Apple and Google don’t care

But that time is hardly now. As the current legal troubles of two of today’s foremost U.S. corporate icons underscore, U.S. corporations have very little appreciation of the customs of the European market and of European societies.

All these titans of American business actually care about is to take the money they can milk out of European consumers – and run.

Forget all the silly recitations about chickens, etc., with which TTIP’s faithful boosters try to belittle European citizens’ very legitimate concerns. The ruthless and callously selfish stance of Apple, Google, Facebook and Amazon speak a clear enough language.

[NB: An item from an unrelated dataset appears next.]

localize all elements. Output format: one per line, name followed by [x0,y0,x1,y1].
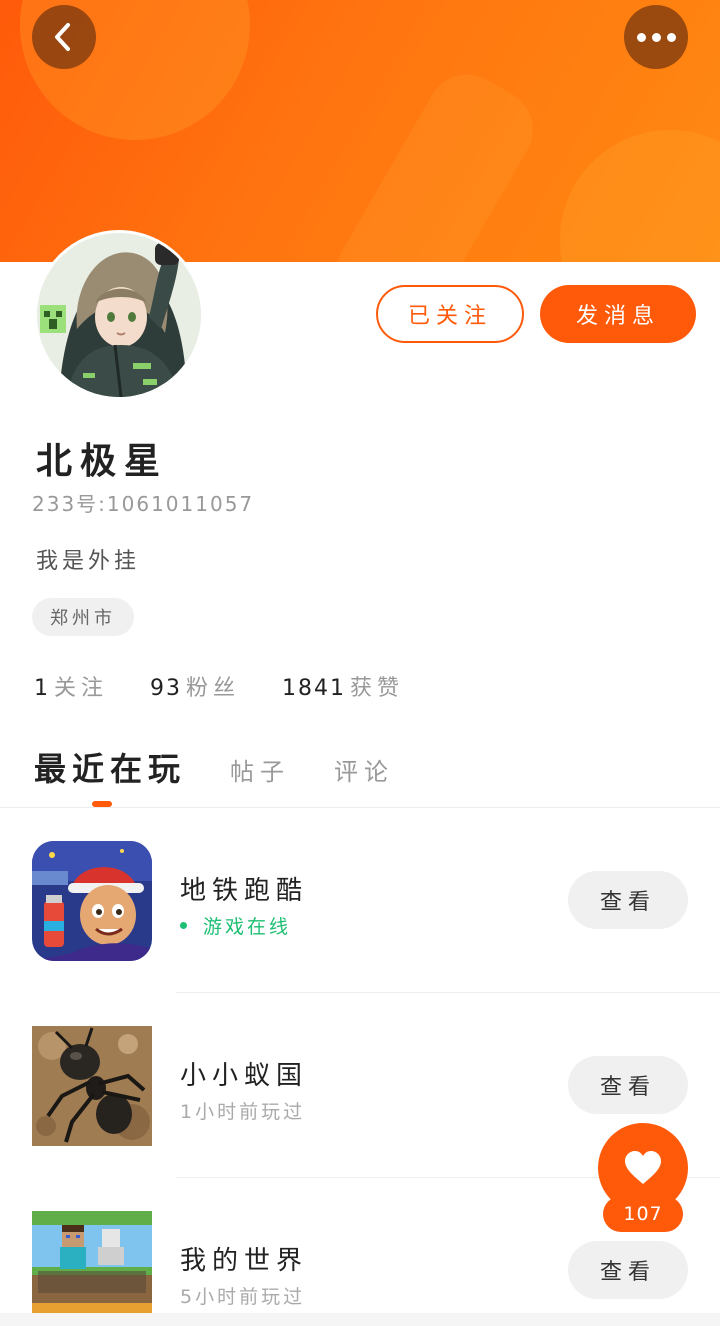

These are not companies that care about Europe. What they care about is carrying a big stick – and swinging it at anybody who dares to stand in their way.

That is hardly an enticement for any clear-headed European to make common cause with a corporatist democracy à la the United States, where corporations, due to the inner workings of the campaign finance system, have the upper hand on all political matters.

Not a trade debate – but a civilizational battle

Consider what’s at stake. At the core of the negotiating process are matters far larger than just another trade-expanding agreement. As a matter of fact, the TTIP – in its current, very ambitious scope – will decide on key civilizational questions for both Europe and the United States.

And it is on this front that the two transatlantic partners really don’t see eye to eye. In fact, they have very different visions of the future in mind.

In the United States, the privacy rights of citizens, despite all the advertising and grand speechifying on that subject matter, count for very little.

The opposite is the case in Europe, largely due to the twin experiences of Nazism and Communism. Privacy matters a great deal there.

When Mark Zuckerberg wants it to be known that he truly, deeply cares about human relationships, you know you are in deep trouble. Let’s not forget that he founded Facebook because he couldn’t get a date.

Don’t ask me to trust you (again); just show me

Simply put, it is not credible for Europeans to sign a far-reaching transatlantic trade deal until these corporate issues are ironed out.

At this stage, and with the quite sad and disappointing track record the dominant U.S. corporations of our time have built up in Europe, it is a matter of confidence building, not of trusting.

Getting that confidence rebuilt will take a lot of effort – and hence time.

In short, Europeans would be well-advised to take certain actions when true goodwill has been established and when the evidence is in, but not before.